— А кто с ней так поступил?
— Никто. Она сама.
— Но почему?
— Из любви к Богу, — ответила Магда.
Она закончила убирать цветочные урны и подозвала меня к себе, чтобы я ей помогла.
— Слушай, Агеда была очень кроткой девушкой, она очень беспокоилась о своей душе, но у нее была хорошая фигура, красивая большая грудь, которая ей очень мешала, ведь, выходя из дома, она замечала, что мужчины останавливаются и смотрят на нее, говорят любезности и всякие глупости. В один прекрасный день она задумалась, что больше всего привлекает в ней мужчин, и поняла — грудь! Это достоинство, видимо, мешало ее добродетели.
— И что было дальше?
— И так понятно… Она взяла нож, встала так…
Магда встала перед алтарем таким образом, что ее грудь осталась лежать на его поверхности, потом провела правой рукой по воздуху, имитируя направление удара ножом, — и бац — отрезала себе обе груди.
— Ой, как отвратительно! И она, конечно, умерла.
— Нет, она положила груди на поднос и, очень довольная, вышла на улицу, чтобы пойти в церковь и показать Богу, как сильна ее любовь и добродетель, именно эту сцену ты и видишь.
— И то, что у нее лежит на подносе, это ее груди? — я покачала головой, — но у них нет вершинок!
— М-да… Эту картину писал монах-бенедиктинец, и я не знаю, может быть, ему было трудно нарисовать соски. Тут он, конечно, ошибся, хотя, без сомнения, он не поскупился на кровь. Сурбаран изобразил Агеду без единой капли крови, а он тоже был монахом… Ну ладно, нам пора. Как тебе эта история?
— Не знаю.
— А мне она понравилась, и поэтому теперь я зовусь Агеда.

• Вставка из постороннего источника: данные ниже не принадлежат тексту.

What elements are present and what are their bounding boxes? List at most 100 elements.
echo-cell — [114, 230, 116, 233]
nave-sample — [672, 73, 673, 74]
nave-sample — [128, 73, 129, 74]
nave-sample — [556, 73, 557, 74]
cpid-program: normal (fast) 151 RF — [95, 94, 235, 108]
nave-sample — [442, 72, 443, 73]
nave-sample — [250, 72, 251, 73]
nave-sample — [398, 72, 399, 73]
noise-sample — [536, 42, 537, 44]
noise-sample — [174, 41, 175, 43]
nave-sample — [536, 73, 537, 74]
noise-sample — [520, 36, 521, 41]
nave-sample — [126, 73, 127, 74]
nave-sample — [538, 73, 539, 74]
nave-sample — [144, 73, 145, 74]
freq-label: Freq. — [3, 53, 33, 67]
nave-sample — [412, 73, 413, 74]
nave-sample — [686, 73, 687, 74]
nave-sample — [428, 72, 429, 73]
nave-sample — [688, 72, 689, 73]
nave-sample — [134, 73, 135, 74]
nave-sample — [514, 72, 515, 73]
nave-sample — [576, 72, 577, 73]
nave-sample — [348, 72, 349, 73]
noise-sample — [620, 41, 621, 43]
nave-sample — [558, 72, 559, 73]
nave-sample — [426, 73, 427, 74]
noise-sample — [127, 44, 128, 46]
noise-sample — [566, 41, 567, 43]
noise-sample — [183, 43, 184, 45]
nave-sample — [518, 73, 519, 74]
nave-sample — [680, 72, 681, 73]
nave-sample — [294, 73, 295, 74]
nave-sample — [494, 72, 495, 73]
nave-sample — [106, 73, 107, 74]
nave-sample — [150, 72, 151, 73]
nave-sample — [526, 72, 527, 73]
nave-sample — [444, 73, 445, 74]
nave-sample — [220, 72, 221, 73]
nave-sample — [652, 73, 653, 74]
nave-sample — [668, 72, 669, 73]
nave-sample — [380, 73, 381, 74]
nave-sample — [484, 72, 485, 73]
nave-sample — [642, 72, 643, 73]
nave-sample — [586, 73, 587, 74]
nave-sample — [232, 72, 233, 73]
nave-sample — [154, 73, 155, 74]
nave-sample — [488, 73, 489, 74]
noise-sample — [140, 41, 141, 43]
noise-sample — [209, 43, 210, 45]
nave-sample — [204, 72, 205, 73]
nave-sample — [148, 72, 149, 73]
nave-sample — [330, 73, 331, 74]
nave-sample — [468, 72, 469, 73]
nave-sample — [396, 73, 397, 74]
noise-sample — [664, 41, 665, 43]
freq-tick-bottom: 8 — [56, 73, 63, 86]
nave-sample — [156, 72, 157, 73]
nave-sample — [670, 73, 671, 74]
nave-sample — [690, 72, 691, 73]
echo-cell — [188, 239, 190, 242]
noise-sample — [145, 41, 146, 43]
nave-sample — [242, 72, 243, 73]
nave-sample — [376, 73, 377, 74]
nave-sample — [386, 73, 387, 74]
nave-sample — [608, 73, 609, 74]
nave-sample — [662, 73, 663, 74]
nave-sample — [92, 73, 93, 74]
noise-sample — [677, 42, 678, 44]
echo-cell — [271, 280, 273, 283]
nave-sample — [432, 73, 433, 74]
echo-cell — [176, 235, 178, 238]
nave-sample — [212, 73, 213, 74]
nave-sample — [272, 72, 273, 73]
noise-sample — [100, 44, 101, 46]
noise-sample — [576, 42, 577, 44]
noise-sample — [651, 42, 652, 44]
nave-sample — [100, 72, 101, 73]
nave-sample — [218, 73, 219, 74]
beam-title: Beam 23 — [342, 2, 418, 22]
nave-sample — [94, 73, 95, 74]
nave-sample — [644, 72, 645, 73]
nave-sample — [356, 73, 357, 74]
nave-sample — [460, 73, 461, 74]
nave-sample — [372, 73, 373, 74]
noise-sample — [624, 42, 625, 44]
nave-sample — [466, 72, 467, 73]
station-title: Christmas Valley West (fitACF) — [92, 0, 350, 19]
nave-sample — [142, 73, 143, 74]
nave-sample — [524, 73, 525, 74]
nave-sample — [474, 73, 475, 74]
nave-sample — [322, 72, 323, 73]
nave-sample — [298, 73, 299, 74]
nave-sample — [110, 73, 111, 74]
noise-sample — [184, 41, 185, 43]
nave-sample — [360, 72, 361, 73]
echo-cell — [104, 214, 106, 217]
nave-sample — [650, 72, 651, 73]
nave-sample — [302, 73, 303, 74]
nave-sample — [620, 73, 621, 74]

Я молча шла за ней к выходу, я хотела ей кое-что сказать, но не решалась. Потом я вдруг схватила ее за руку, да так, что она с удивлением посмотрела на меня.
— Что с тобой?
— Магда, пожалуйста… не отрезай себе груди.
— Малена, ты испугалась? Верно? — она обняла меня, потрепала по щеке и поцеловала в лоб, как будто я была ребенком. — Я была не права, что рассказала тебе эту историю, ты еще маленькая, чтобы понять ее, но… Но с кем мне говорить здесь, как не с тобой?
* * *
Матушка Агеда всегда была такой. Она колебалась между светом и тенью, словно светлячок, неспособный сориентироваться. Она не умела балансировать между приступами веселья и меланхолии. Она была похожа на эквилибриста, хотя приступы меланхолии посещали ее все чаще и становились все продолжительнее. Шло время, и я чувствовала, что Магда двигается только потому, что это необходимо. Ее улыбка стала похожа на гипсовую маску и уже не обладала той живой радостью, как раньше.
Я ее любила, хотя понимала не все, что она говорила. Со временем дистанция между нами практически исчезла, хотя мне не всегда было легко с ней общаться. Магда пыталась понять меня, она как будто хотела сказать, что знает о моих слабостях и желаниях. Мне понадобилось много времени, чтобы под маской цинизма разглядеть ранимость тети, — качество, которое нас невероятно сближало. Я наблюдала за ней и размышляла, как так вышло, что она стала монахиней. В итоге я решила, что это случилось против ее воли, в результате шантажа, какой-то странной игры, где автор наблюдает за тем, насколько хорошо ей удастся скрыть свою сущность.